Элиас сходил на вокзал и узнал расписание поездов, а потом, не спеша шагая обратно к улице Ирини, сообразил, что тут ведь совсем рядом кафенио, где они когда-то часто бывали с Димитрием. Приятное позвякивание мелочи в кармане брюк вызвало желание зайти и заказать что-нибудь выпить.

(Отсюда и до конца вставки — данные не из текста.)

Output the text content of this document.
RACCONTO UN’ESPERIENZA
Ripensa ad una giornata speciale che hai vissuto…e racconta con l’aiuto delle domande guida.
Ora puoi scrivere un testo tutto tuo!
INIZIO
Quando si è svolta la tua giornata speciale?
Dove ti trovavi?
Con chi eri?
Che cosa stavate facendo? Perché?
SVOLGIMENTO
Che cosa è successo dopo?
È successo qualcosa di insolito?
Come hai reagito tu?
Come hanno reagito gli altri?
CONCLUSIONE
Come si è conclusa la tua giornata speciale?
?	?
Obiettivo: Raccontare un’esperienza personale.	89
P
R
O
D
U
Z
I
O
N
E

На минуту он позволил себе вновь ощутить эти самые обычные, когда-то совершенно незамечаемые приметы нормальной жизни: шипение пара, запах сигарет, скрип и хлопок пробки, вытащенной из бутылки коньяка, скрежет стульев по плиточному полу. Почти забытые звуки и запахи сливались в одно целое. Элиас закрыл глаза: это краткое возвращение в прошлое давало надежду на будущее.
Может быть, это его последний день в Салониках, а завтра он отправится в новую жизнь. Он сидел и потягивал пиво. Никогда такого вкусного не пробовал.
Элиас не заметил, как к нему подсел какой-то человек. Народу в кафенио было много.
– Еврей? – осведомился незнакомец в мундире.
Воспоминания об антисемитизме, омрачавшем его детские годы, и тон этого человека сразу вернули Элиаса к реальности, к той ненависти, которая, как он знал, все еще скрывалась под внешней цивилизованностью города. Родители изо всех сил старались оградить и его, и Исаака, но по пути из школы он частенько ощущал на себе злобные взгляды, а иногда и жгучую боль от метко брошенного камня.
Но сейчас Элиас и не подумал отрекаться от своей национальности. Завтра он уедет из Салоников и будет надеяться, что никогда больше не столкнется с такой откровенной неприязнью.
– Да, еврей, – с вызовом ответил он.
– Так ты, поди, знаешь уже?
Элиас понял, что ошибся, когда услышал в голосе незнакомого человека враждебность. А теперь этот голос еще смягчился.
– Что знаю?
Жандарм почесал в затылке. Вид у него был уже не столь уверенный.
– Выходит, не знаешь.
Элиас пожал плечами, недоуменно, но не без любопытства.
– Ну, ты все равно узнаешь, так что лучше уж я тебе скажу. – Он наклонился к Элиасу с заговорщическим видом. – Не пойму, как ты только выжил. Тысячам других это не удалось.
– О чем вы?
Элиас почувствовал, как внутри поднимается волна ужаса. Сначала похолодело в животе, а потом лед затопил грудь, сдавив ее так, что дыхание перехватило.
Незнакомец глядел на него встревоженно, уже понимая, что должен договорить до конца, как бы это ни было ужасно.
– Даже не верится, что ты не знаешь, – начал он. – Тут один малый вчера заходил… да и в газетах даже было сегодня.
Элиас сидел неподвижно, не сводя глаз с незнакомца, а тот отхлебнул пива и продолжал:
– Их газом отравили. Согнали в поезда, а когда привезли на место, всех отравили газом.
Это не умещалось у Элиаса в голове. Слова звучали какой-то бессмыслицей. Ему хотелось услышать, что он неправильно понял или что они означают что-то другое.
– О чем вы? О чем вы говорите?
– Так он сказал. Тот малый, которому удалось сбежать. Говорит, всех газом отравили, а потом сожгли. В Польше.